Yeni tartışmaları uzun yıllardır Türkiye gündemini meşgul ediyor.
Bu husustaki son açıklama, Yılmaz Tunç’tan geldi.
Karadeniz Teknik Üniversitesi’nde (KTÜ) Üniversiteli AK Gençlik (ÜniAk) tarafından düzenlenen Gençlik Buluşması’na katılan Tunç, Türkiye’nin 12 Eylül darbesi sonrasında darbeciler tarafından yazdırılan bir anayasa ile yönetildiğini belirterek anayasanın değişmesi konusunda siyasi kanısı ne olursa olsun herkesin mutabık olduğunu söyledi.
Tunç, bu hususta uzlaşma yerinin bugüne kadar gerçekleşemediğini, çeşitli komiteler kurulmasına karşın kritik hususlara sıra geldiğinde uzlaşma sağlanamadığını tabir etti.
“Demokratik hukuk devletinde sıkıyönetim olur mu?”

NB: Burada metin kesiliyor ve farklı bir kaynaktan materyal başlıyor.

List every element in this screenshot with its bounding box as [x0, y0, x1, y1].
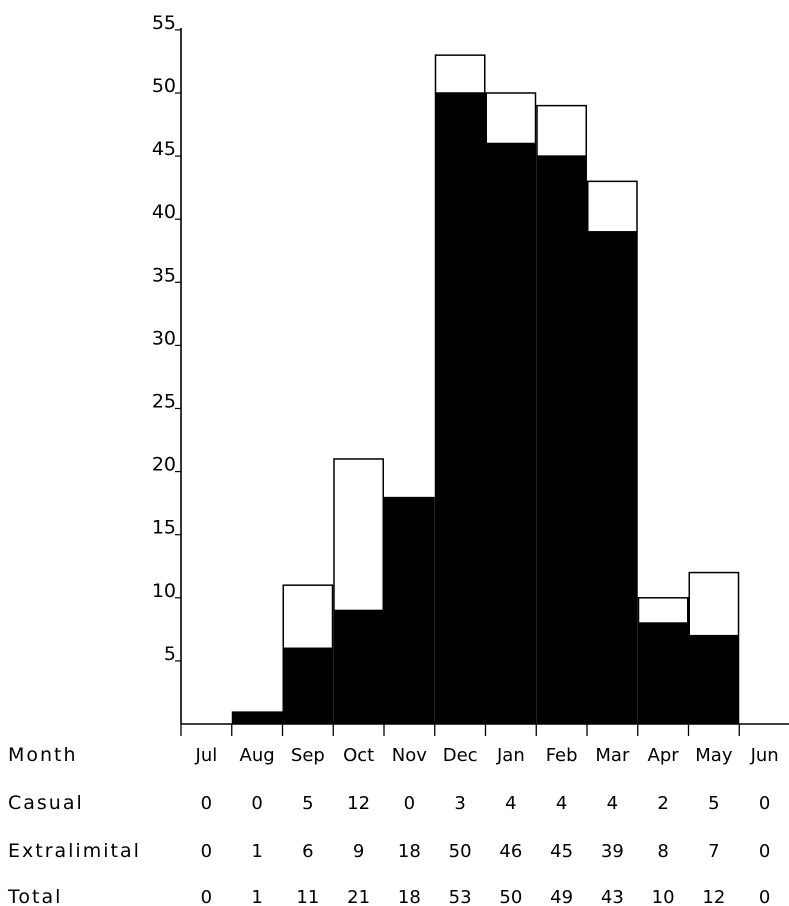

Kadınlara, çocuklara, yaşlılara, engellilere, şehit ve gazi ailelerine olumlu ayrımcılık sağlayan hususların getirildiğine dikkati çeken Tunç, “Bunları anayasaya ek ettik, ‘Olması lazım’ dedik. Tekrar sıkıyönetimin kaldırılması. Anayasamızda bizim sıkıyönetim diye bir husus vardı. Demokratik hukuk devletinde sıkıyönetim olur mu? Olmaz lakin anayasamızda vardı. ‘Darbeciler yargılanamaz’ diye bir husus vardı, kaldırdık. Yargılanmasının da önünü açtık ve yargılandılar.” dedi.

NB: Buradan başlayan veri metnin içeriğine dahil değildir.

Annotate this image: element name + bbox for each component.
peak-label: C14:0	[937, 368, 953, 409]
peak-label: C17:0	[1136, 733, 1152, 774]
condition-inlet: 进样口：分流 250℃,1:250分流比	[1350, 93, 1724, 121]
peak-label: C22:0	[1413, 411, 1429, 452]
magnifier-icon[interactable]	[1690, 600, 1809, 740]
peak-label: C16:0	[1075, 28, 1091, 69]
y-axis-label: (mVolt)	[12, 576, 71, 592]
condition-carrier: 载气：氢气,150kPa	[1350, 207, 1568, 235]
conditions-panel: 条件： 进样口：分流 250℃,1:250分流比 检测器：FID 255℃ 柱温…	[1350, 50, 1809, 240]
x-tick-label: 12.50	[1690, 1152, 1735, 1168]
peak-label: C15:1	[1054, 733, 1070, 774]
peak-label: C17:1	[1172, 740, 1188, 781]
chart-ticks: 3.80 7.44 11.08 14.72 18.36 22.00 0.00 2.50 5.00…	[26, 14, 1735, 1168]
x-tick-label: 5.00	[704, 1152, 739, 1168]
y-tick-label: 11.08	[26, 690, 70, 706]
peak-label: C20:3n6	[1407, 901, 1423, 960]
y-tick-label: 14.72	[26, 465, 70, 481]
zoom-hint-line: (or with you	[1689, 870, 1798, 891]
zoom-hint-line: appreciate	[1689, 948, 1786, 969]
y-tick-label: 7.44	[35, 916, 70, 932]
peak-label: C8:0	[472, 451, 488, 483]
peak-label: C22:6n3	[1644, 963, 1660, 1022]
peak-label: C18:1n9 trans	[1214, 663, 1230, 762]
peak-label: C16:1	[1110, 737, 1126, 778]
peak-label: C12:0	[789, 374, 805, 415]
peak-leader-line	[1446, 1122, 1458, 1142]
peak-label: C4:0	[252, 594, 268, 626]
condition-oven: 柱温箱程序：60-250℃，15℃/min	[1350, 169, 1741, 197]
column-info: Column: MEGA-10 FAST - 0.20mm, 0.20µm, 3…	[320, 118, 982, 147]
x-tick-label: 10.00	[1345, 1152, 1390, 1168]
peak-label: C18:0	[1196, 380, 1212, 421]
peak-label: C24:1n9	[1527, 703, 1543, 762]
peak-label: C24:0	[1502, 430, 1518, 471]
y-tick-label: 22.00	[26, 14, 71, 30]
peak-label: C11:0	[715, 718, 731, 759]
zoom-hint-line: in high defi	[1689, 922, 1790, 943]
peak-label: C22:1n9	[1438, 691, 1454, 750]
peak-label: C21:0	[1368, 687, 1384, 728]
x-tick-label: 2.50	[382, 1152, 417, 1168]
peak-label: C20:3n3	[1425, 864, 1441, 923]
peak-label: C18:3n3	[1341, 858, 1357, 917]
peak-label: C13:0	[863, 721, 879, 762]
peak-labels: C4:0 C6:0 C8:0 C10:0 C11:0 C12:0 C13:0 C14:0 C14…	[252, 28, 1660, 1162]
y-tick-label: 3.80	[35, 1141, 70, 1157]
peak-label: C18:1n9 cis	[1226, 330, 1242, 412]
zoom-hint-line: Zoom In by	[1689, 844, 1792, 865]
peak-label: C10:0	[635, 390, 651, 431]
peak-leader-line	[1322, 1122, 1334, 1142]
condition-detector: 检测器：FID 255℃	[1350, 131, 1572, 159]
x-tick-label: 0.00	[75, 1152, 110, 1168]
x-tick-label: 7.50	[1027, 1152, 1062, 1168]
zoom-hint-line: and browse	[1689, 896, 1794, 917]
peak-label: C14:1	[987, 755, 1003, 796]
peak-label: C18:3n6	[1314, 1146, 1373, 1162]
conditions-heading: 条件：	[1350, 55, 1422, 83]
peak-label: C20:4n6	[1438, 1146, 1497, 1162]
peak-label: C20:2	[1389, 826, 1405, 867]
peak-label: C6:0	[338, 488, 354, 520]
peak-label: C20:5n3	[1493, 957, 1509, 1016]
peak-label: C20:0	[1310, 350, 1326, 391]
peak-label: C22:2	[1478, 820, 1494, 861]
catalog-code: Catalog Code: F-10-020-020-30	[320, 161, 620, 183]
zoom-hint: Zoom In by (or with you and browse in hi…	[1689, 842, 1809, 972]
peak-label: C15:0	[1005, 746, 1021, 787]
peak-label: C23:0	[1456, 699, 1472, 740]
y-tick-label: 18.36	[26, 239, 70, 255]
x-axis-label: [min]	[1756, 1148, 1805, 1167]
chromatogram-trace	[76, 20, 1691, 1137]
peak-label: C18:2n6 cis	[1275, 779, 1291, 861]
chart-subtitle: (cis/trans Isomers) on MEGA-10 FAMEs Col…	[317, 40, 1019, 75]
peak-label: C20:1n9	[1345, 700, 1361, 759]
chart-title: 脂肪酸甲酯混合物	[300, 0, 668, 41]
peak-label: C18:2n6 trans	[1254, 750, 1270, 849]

Tüm bu değişiklikler içerisinde en kıymetlisinin Cumhurbaşkanlığı Hükümet Sistemi olduğunu vurgulan Tunç, şöyle devam etti:
Cumhurbaşkanlığı Hükümet Sistemi’nin demokratik bir sistem olmadığını, cumhuriyet rejimine muhalif olduğunu söyleyebilenler bile var. Yani halkın direkt doğruya yürütmeyi belirlemesi, direkt ülkeyi yönetecek kişiyi seçmesi nedir? Cumhuriyettir. Cumhuriyetin en kolay tarifi halkın kendi kendini yönetebilmesidir. Parlamenter sistemde yürütmenin iki başı vardır, cumhurbaşkanı ve başbakan. Sorumlu olan başbakandır. Millet dolaylı yoldan başbakanı seçiyordu. Parlamentoda milletvekilleri farklı formda uzlaşırsa tahminen birinci olan partinin genel lideri başbakan olamıyordu ki örnekleri var. Cumhurbaşkanlığı Hükümet Sistemi ile halk direkt doğruya yürütmenin başını seçti. Tıpkı sandığın yanında da milletvekillerini seçti.

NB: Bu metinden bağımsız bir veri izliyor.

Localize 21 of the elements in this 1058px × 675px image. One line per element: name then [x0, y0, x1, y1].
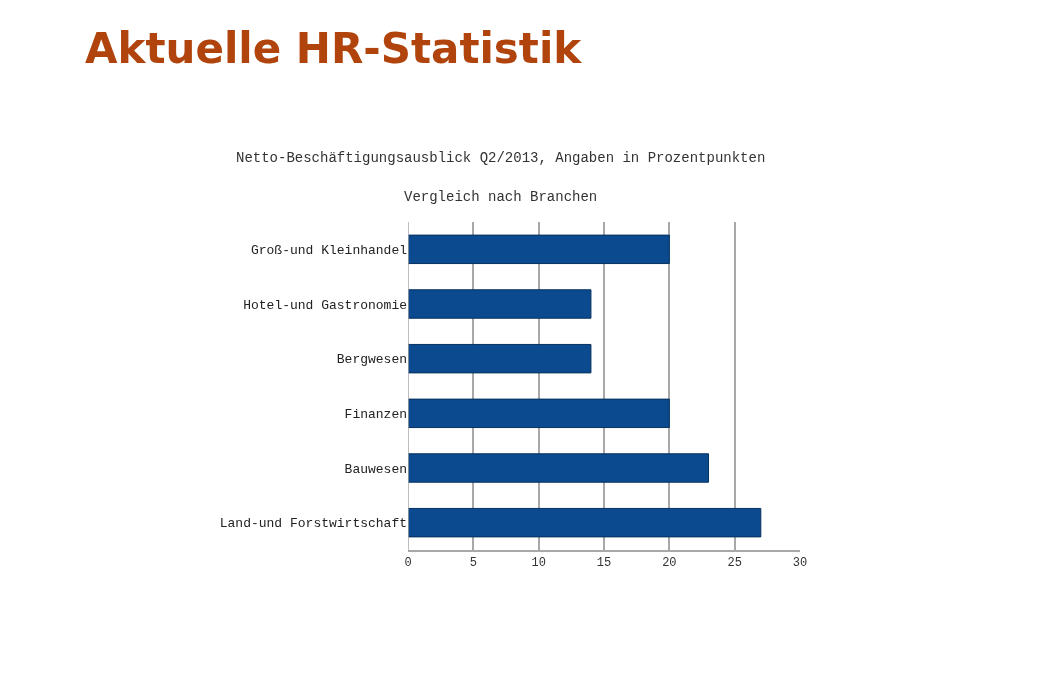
- x-tick-label: 20: [662, 556, 677, 571]
- x-tick-label: 10: [531, 556, 546, 571]
- y-tick-label: Finanzen: [344, 406, 407, 422]
- bar: [408, 343, 592, 374]
- x-tick-label: 15: [596, 556, 612, 571]
- x-tick-label: 25: [727, 556, 742, 571]
- bar: [408, 234, 670, 265]
- y-tick-label: Bauwesen: [344, 461, 407, 477]
- y-tick-label: Land-und Forstwirtschaft: [219, 516, 407, 532]
- bar: [408, 507, 762, 538]
- y-tick-label: Hotel-und Gastronomie: [243, 297, 407, 313]
- x-tick-label: 5: [469, 556, 477, 571]
- x-tick-label: 0: [404, 556, 412, 571]
- bar: [408, 398, 670, 429]
- bar: [408, 289, 592, 319]
- text: Netto-Beschäftigungsausblick Q2/2013, Angaben in Prozentpunkten Vergleich nach Branchen: [236, 150, 766, 205]
- y-tick-label: Bergwesen: [336, 352, 407, 368]
- chart-title: Aktuelle HR-Statistik: [85, 23, 583, 73]
- x-tick-label: 30: [792, 556, 808, 571]
- y-tick-label: Groß-und Kleinhandel: [250, 242, 408, 258]
- bar: [408, 453, 710, 483]
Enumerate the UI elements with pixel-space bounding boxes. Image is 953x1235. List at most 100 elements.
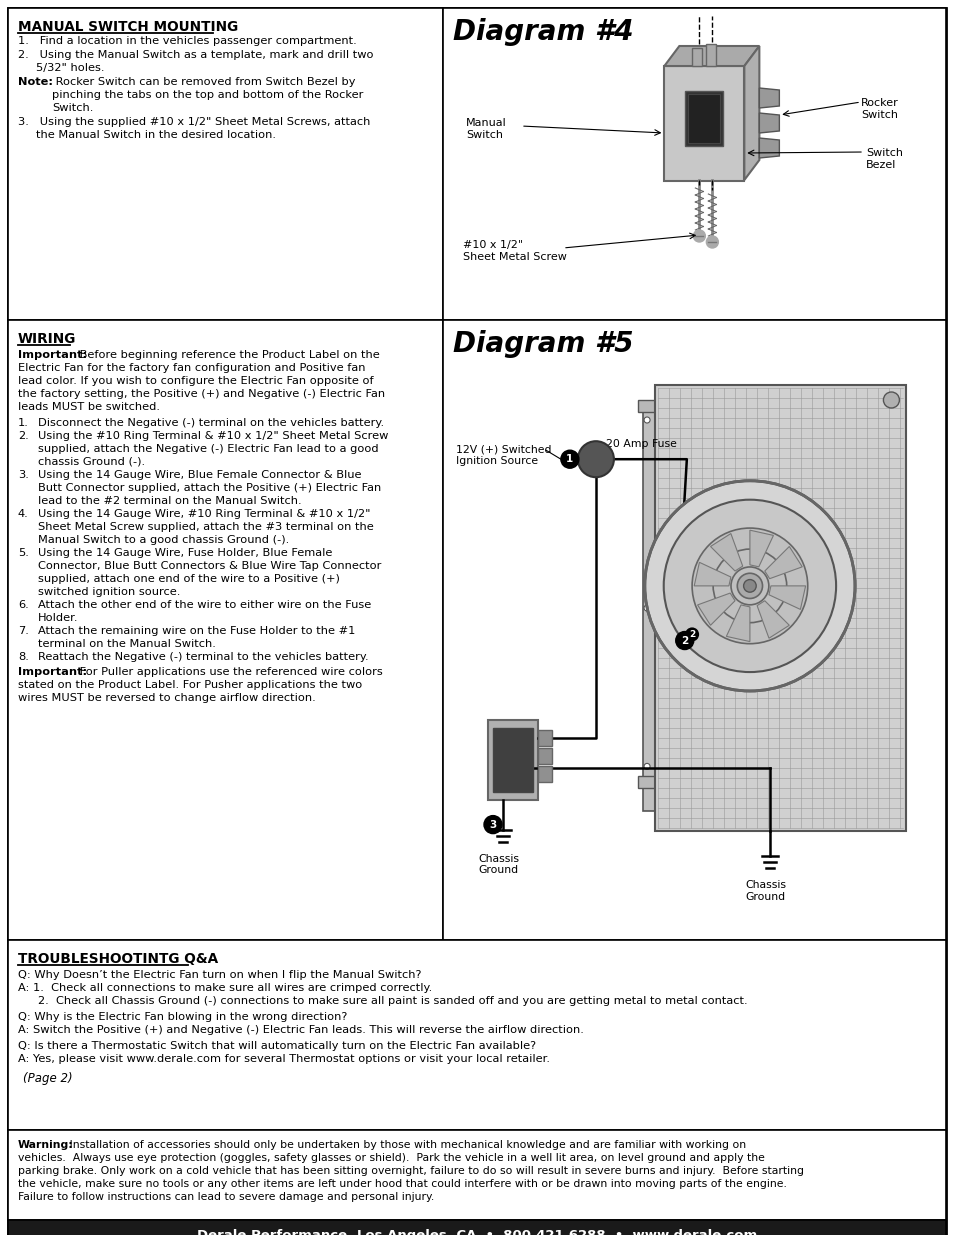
Text: 2.: 2. [18,431,29,441]
Polygon shape [759,112,779,133]
Text: Holder.: Holder. [38,613,78,622]
Text: switched ignition source.: switched ignition source. [38,587,180,597]
Text: Electric Fan: Electric Fan [700,630,763,641]
Text: Switch
Bezel: Switch Bezel [865,148,902,169]
Text: Using the #10 Ring Terminal & #10 x 1/2" Sheet Metal Screw: Using the #10 Ring Terminal & #10 x 1/2"… [38,431,388,441]
Circle shape [742,579,756,593]
Circle shape [713,550,786,622]
Bar [8,7,442,320]
Text: Using the 14 Gauge Wire, Blue Female Connector & Blue: Using the 14 Gauge Wire, Blue Female Con… [38,471,361,480]
Text: Positive (+): Positive (+) [686,618,749,627]
Text: Attach the other end of the wire to either wire on the Fuse: Attach the other end of the wire to eith… [38,600,371,610]
Text: TROUBLESHOOTINTG Q&A: TROUBLESHOOTINTG Q&A [18,952,218,966]
Polygon shape [725,605,749,642]
Text: Connector, Blue Butt Connectors & Blue Wire Tap Connector: Connector, Blue Butt Connectors & Blue W… [38,561,381,571]
Text: WIRING: WIRING [18,332,76,346]
Text: 8.: 8. [18,652,29,662]
Text: A: 1.  Check all connections to make sure all wires are crimped correctly.: A: 1. Check all connections to make sure… [18,983,432,993]
Bar [493,727,533,792]
Text: Reattach the Negative (-) terminal to the vehicles battery.: Reattach the Negative (-) terminal to th… [38,652,368,662]
Bar [488,720,537,799]
Text: 1.   Find a location in the vehicles passenger compartment.: 1. Find a location in the vehicles passe… [18,36,356,46]
Text: 5/32" holes.: 5/32" holes. [36,63,105,73]
Text: 2: 2 [688,630,695,638]
Text: 3.: 3. [18,471,29,480]
Bar [638,400,655,412]
Polygon shape [743,46,759,180]
Text: supplied, attach the Negative (-) Electric Fan lead to a good: supplied, attach the Negative (-) Electr… [38,445,378,454]
Text: 1: 1 [566,454,573,464]
Circle shape [675,631,693,650]
Text: Butt Connector supplied, attach the Positive (+) Electric Fan: Butt Connector supplied, attach the Posi… [38,483,381,493]
Text: Sheet Metal Screw supplied, attach the #3 terminal on the: Sheet Metal Screw supplied, attach the #… [38,522,374,532]
Text: leads MUST be switched.: leads MUST be switched. [18,403,160,412]
Bar [442,320,945,940]
Text: 12V (+) Switched: 12V (+) Switched [456,445,551,454]
Bar [8,1220,945,1235]
Circle shape [882,391,899,408]
Text: Derale Performance, Los Angeles, CA  •  800.421.6288  •  www.derale.com: Derale Performance, Los Angeles, CA • 80… [196,1230,757,1235]
Circle shape [643,605,649,611]
Circle shape [560,451,578,468]
Polygon shape [694,562,730,585]
Text: Note:: Note: [18,77,53,86]
Polygon shape [768,585,804,609]
Circle shape [705,236,718,248]
Bar [688,94,720,143]
Text: Q: Why is the Electric Fan blowing in the wrong direction?: Q: Why is the Electric Fan blowing in th… [18,1011,347,1023]
Text: A: Yes, please visit www.derale.com for several Thermostat options or visit your: A: Yes, please visit www.derale.com for … [18,1053,550,1065]
Text: (Page 2): (Page 2) [23,1072,72,1086]
Bar [442,7,945,320]
Polygon shape [757,600,788,638]
Circle shape [578,441,614,477]
Text: supplied, attach one end of the wire to a Positive (+): supplied, attach one end of the wire to … [38,574,339,584]
Circle shape [730,567,768,605]
Text: 20 Amp Fuse: 20 Amp Fuse [605,440,676,450]
Polygon shape [697,593,734,625]
Text: pinching the tabs on the top and bottom of the Rocker: pinching the tabs on the top and bottom … [52,90,363,100]
Text: lead to the #2 terminal on the Manual Switch.: lead to the #2 terminal on the Manual Sw… [38,496,301,506]
Circle shape [663,500,835,672]
Polygon shape [764,547,801,579]
Circle shape [483,815,501,834]
Text: Important:: Important: [18,667,87,677]
Text: Rocker Switch can be removed from Switch Bezel by: Rocker Switch can be removed from Switch… [52,77,355,86]
Text: 2.   Using the Manual Switch as a template, mark and drill two: 2. Using the Manual Switch as a template… [18,49,374,61]
Text: Using the 14 Gauge Wire, Fuse Holder, Blue Female: Using the 14 Gauge Wire, Fuse Holder, Bl… [38,548,332,558]
Text: 2: 2 [680,636,688,646]
Text: Manual
Switch: Manual Switch [465,119,506,140]
Text: Electric Fan for the factory fan configuration and Positive fan: Electric Fan for the factory fan configu… [18,363,365,373]
Bar [8,320,442,940]
Polygon shape [663,46,759,65]
Text: Failure to follow instructions can lead to severe damage and personal injury.: Failure to follow instructions can lead … [18,1192,434,1202]
Bar [663,65,743,182]
Text: Diagram #4: Diagram #4 [453,19,633,46]
Circle shape [693,230,704,242]
Text: A: Switch the Positive (+) and Negative (-) Electric Fan leads. This will revers: A: Switch the Positive (+) and Negative … [18,1025,583,1035]
Text: For Puller applications use the referenced wire colors: For Puller applications use the referenc… [76,667,382,677]
Polygon shape [710,534,742,571]
Text: wires MUST be reversed to change airflow direction.: wires MUST be reversed to change airflow… [18,693,315,703]
Text: chassis Ground (-).: chassis Ground (-). [38,457,145,467]
Text: Switch.: Switch. [52,103,93,112]
Bar [684,91,722,146]
Text: 4.: 4. [18,509,29,519]
Circle shape [691,529,807,643]
Text: Before beginning reference the Product Label on the: Before beginning reference the Product L… [76,350,379,359]
Text: 3.   Using the supplied #10 x 1/2" Sheet Metal Screws, attach: 3. Using the supplied #10 x 1/2" Sheet M… [18,117,370,127]
Text: Rocker
Switch: Rocker Switch [861,98,898,120]
Circle shape [643,417,649,424]
Text: Q: Is there a Thermostatic Switch that will automatically turn on the Electric F: Q: Is there a Thermostatic Switch that w… [18,1041,536,1051]
Text: Warning:: Warning: [18,1140,73,1150]
Text: MANUAL SWITCH MOUNTING: MANUAL SWITCH MOUNTING [18,20,238,35]
Text: vehicles.  Always use eye protection (goggles, safety glasses or shield).  Park : vehicles. Always use eye protection (gog… [18,1153,764,1163]
Polygon shape [749,530,773,567]
Text: Chassis
Ground: Chassis Ground [477,853,518,876]
Polygon shape [759,138,779,158]
Text: 7.: 7. [18,626,29,636]
Circle shape [643,763,649,769]
Text: Q: Why Doesn’t the Electric Fan turn on when I flip the Manual Switch?: Q: Why Doesn’t the Electric Fan turn on … [18,969,421,981]
Text: the vehicle, make sure no tools or any other items are left under hood that coul: the vehicle, make sure no tools or any o… [18,1179,786,1189]
Text: Attach the remaining wire on the Fuse Holder to the #1: Attach the remaining wire on the Fuse Ho… [38,626,355,636]
Circle shape [684,627,699,641]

“Yeni bir anayasaya gereksinimi var”
Tunç, çok sayıda yapılan değişikliklerin anayasada vesayetçi ruhu azalttığı lakin büsbütün ortadan kaldırmadığına dikkati çekerek şunları söyledi:
Çünkü darbeciler tarafından muhakkak bir sistematik içerisinde yazdırılan bir anayasa. Anayasa Mahkemesi’nin (AYM) yapısı, sonradan ek edilen ferdî müracaat sonraki değişiklikler. Tüm bunlar mevcut yapıyla ahenk göstermeyen birtakım hususlar. Unsurlar ortasındaki yeknesaklığın bozulmuş olması birtakım tartışmalara neden olabildi ve oluyor da. Yargı kurumları, yüksek yargı kurumları ortasında birtakım görüş farklılıklarına neden olabiliyor. Türkiye’nin artık ikinci asrında, cumhuriyetimizin ikinci yüzyılında yeni, demokratik, sivil, kuşatıcı, temel hak ve özgürlükleri öne alan yeni bir anayasaya gereksinimi var. Bunu hepimiz istiyoruz. Bunu inşallah 28’inci periyot parlamentosu başarır ve millete olan borcumuzu da yerine getirmiş oluruz. Anayasanın darbeciler tarafından yazdırılmış olması bile başlı başına değişmesi için kâfi sebeptir.